V-C-Rcheology

Toronto-based artist Dave Dyment explores the “supercut” genre in his work and shares it with the Sackville population

Dave Dyment’s Pop Quiz uses culture and music to paint a self-portrait through lyrics on a screen.

For many years, the Owens Art Gallery has hosted exhibitions and programs that explore and celebrate artists of Canadian and international calibre. As the oldest university art gallery in Canada, the Owens has something for everyone, and is definitely worth a visit, especially this month. Toronto-based artist Dave Dyment returned to Sackville last week to show his piece, entitled Pop Quiz, and to give an artist talk to students and community members about his enticing and poignant work. “Pop Quiz is a near-comprehensive collection of questions from the lyrics of songs in my personal music library,” said Dyment. “Isolated from the narrative or emotional arc of a song, the litany of questions becomes a kind of Dadaist survey.”

Pop Quiz opened at the Owens Art Gallery last Friday night and will run until Feb. 20. Originally intended as a book, limited funding encouraged the artist to instead produce the work in video format, although it is now released in both forms.

As you walk into the exhibit, the black walls of the darkened gallery lure the viewer into another world. Every few seconds, white text flashes up on the black screen with a new question for the viewer to read and ponder.

Because the artist’s music collection is updated from time to time, so is the project. What started in 2010 as a 15-minute work has grown into an almost four-hour video and will likely be growing for years to come.

“The work is part self-portraiture, part exercise in ‘ear-worm,’ ” said Dyment. It is meant to make the viewer consider the questions for just a moment, and perhaps even recognize certain pop songs. In Dyment’s own words, “The barrage of contemplative non sequiturs range from the personal to the political, the philosophical to the confrontational, the rhetorical to the nonsensical.”

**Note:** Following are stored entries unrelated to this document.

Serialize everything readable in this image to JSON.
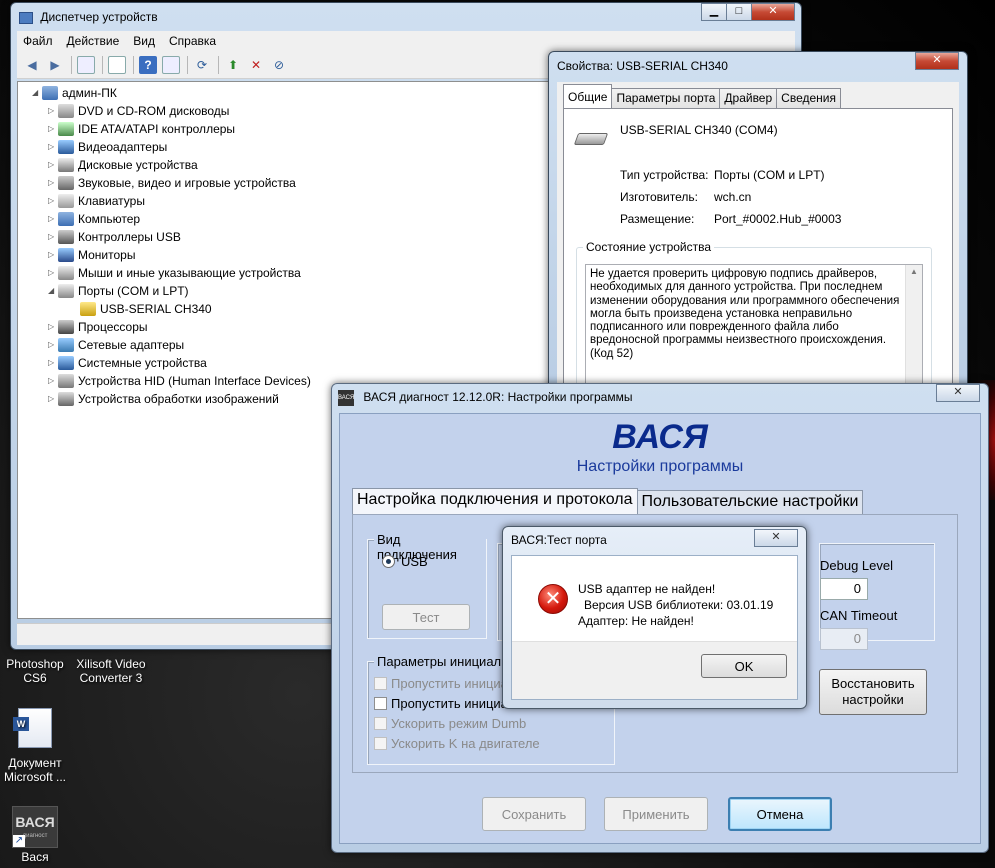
{
  "desktop": {
    "icons": [
      {
        "label_line1": "Photoshop",
        "label_line2": "CS6"
      },
      {
        "label_line1": "Xilisoft Video",
        "label_line2": "Converter 3"
      },
      {
        "label_line1": "Документ",
        "label_line2": "Microsoft ..."
      },
      {
        "label_line1": "Вася",
        "logo_text": "ВАСЯ",
        "logo_sub": "диагност"
      }
    ]
  },
  "device_manager": {
    "title": "Диспетчер устройств",
    "menu": [
      "Файл",
      "Действие",
      "Вид",
      "Справка"
    ],
    "root": "админ-ПК",
    "items": [
      {
        "label": "DVD и CD-ROM дисководы",
        "icon": "dvd-icon"
      },
      {
        "label": "IDE ATA/ATAPI контроллеры",
        "icon": "ide-icon"
      },
      {
        "label": "Видеоадаптеры",
        "icon": "display-adapter-icon"
      },
      {
        "label": "Дисковые устройства",
        "icon": "disk-icon"
      },
      {
        "label": "Звуковые, видео и игровые устройства",
        "icon": "sound-icon"
      },
      {
        "label": "Клавиатуры",
        "icon": "keyboard-icon"
      },
      {
        "label": "Компьютер",
        "icon": "computer-icon"
      },
      {
        "label": "Контроллеры USB",
        "icon": "usb-icon"
      },
      {
        "label": "Мониторы",
        "icon": "monitor-icon"
      },
      {
        "label": "Мыши и иные указывающие устройства",
        "icon": "mouse-icon"
      },
      {
        "label": "Порты (COM и LPT)",
        "icon": "port-icon",
        "expanded": true
      },
      {
        "label": "USB-SERIAL CH340",
        "icon": "warning-port-icon",
        "child": true
      },
      {
        "label": "Процессоры",
        "icon": "cpu-icon"
      },
      {
        "label": "Сетевые адаптеры",
        "icon": "network-icon"
      },
      {
        "label": "Системные устройства",
        "icon": "system-icon"
      },
      {
        "label": "Устройства HID (Human Interface Devices)",
        "icon": "hid-icon"
      },
      {
        "label": "Устройства обработки изображений",
        "icon": "camera-icon"
      }
    ]
  },
  "properties": {
    "title": "Свойства: USB-SERIAL CH340",
    "tabs": [
      "Общие",
      "Параметры порта",
      "Драйвер",
      "Сведения"
    ],
    "device_name": "USB-SERIAL CH340 (COM4)",
    "type_label": "Тип устройства:",
    "type_value": "Порты (COM и LPT)",
    "maker_label": "Изготовитель:",
    "maker_value": "wch.cn",
    "location_label": "Размещение:",
    "location_value": "Port_#0002.Hub_#0003",
    "status_title": "Состояние устройства",
    "status_text": "Не удается проверить цифровую подпись драйверов, необходимых для данного устройства. При последнем изменении оборудования или программного обеспечения могла быть произведена установка неправильно подписанного или поврежденного файла либо вредоносной программы неизвестного происхождения. (Код 52)"
  },
  "vasya": {
    "window_title": "ВАСЯ диагност 12.12.0R:  Настройки программы",
    "logo": "ВАСЯ",
    "heading": "ВАСЯ",
    "subheading": "Настройки программы",
    "tabs": [
      "Настройка подключения и протокола",
      "Пользовательские настройки"
    ],
    "connection_group": "Вид подключения",
    "usb_option": "USB",
    "test_button": "Тест",
    "init_group": "Параметры инициализ",
    "checks": [
      {
        "label": "Пропустить инициал",
        "checked": false,
        "disabled": true
      },
      {
        "label": "Пропустить инициал",
        "checked": false,
        "disabled": false
      },
      {
        "label": "Ускорить режим Dumb",
        "checked": false,
        "disabled": true
      },
      {
        "label": "Ускорить K на двигателе",
        "checked": false,
        "disabled": true
      }
    ],
    "debug_label": "Debug Level",
    "debug_value": "0",
    "can_label": "CAN Timeout",
    "can_value": "0",
    "restore_button_line1": "Восстановить",
    "restore_button_line2": "настройки",
    "save_button": "Сохранить",
    "apply_button": "Применить",
    "cancel_button": "Отмена"
  },
  "port_test": {
    "title": "ВАСЯ:Тест порта",
    "line1": "USB адаптер не найден!",
    "line2": "Версия USB библиотеки: 03.01.19",
    "line3": "Адаптер: Не найден!",
    "ok_button": "OK"
  },
  "colors": {
    "vasya_heading": "#0a2a8c",
    "vasya_panel": "#c3d2ec",
    "error_red": "#d4180c"
  }
}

Much of Dyment’s work can be categorized into the “supercut” genre or, as Dyment prefers, “V-C-Rcheology.” This term describes a technique of video editing where the artist compiles video clips, photographs or other forms of media that are similar in some way into a large collage or collection. Therefore, a lot of Dyment’s work is heavily research-based and – in the case of Pop Quiz – might be ongoing for many years as new movies, TV shows, music and photographs become available.

One of Dyment’s recent projects, entitled ‘Ere Long Done Do Does Did, is a book compiling source materials for songs by the Smiths. In his work Watching Night of the Living Dead, Dyment anthologized scenes from other movies and TV shows where the characters are watching Night of the Living Dead on their TVs. Dyment was able to capture most of the movie through scenes from other movies and TV shows. Dyment even has a work entitled Belly Buttons Need Love Too, which is a 60-minute video showing photographs of belly buttons from commercial pornography. These are all examples of Dyment’s work within the supercut genre, and many are projects which will be added to for years to come.

During the artist talk, Dyment focused primarily on his supercuts, and described a project that is not only ongoing but will surpass his lifetime and the lifetimes of those who purchase it. The work, called A Drink To Us (When We’re Both Dead), takes the form of a casket of whiskey buried in Dufftown, Scotland, which is not to be opened until the year 2108 – 100 years after its creation and burial. The whiskey is “sold” to consumers as an empty container and will not be accessible until both the artist and the consumer are dead.

Pop Quiz, like some of Dyment’s other projects, provides onlookers with a uniquely neoteric way of experiencing art. Unlike a painting, drawing or sculpture, this piece is crafted to be seen periodically, in the viewer’s own time. Lucy MacDonald, the curator of this project, said, “[Pop Quiz] signals an outward look – extending the reach of our exhibition spaces beyond the walls of the gallery, to consider art as a part of the every, to be happened upon while checking the latest on Instagram or walking across campus.”

The nature of Dyment’s work is a limitless and intriguing new fashion of artistic display. This begs the question, what else will we see when we choose to look up?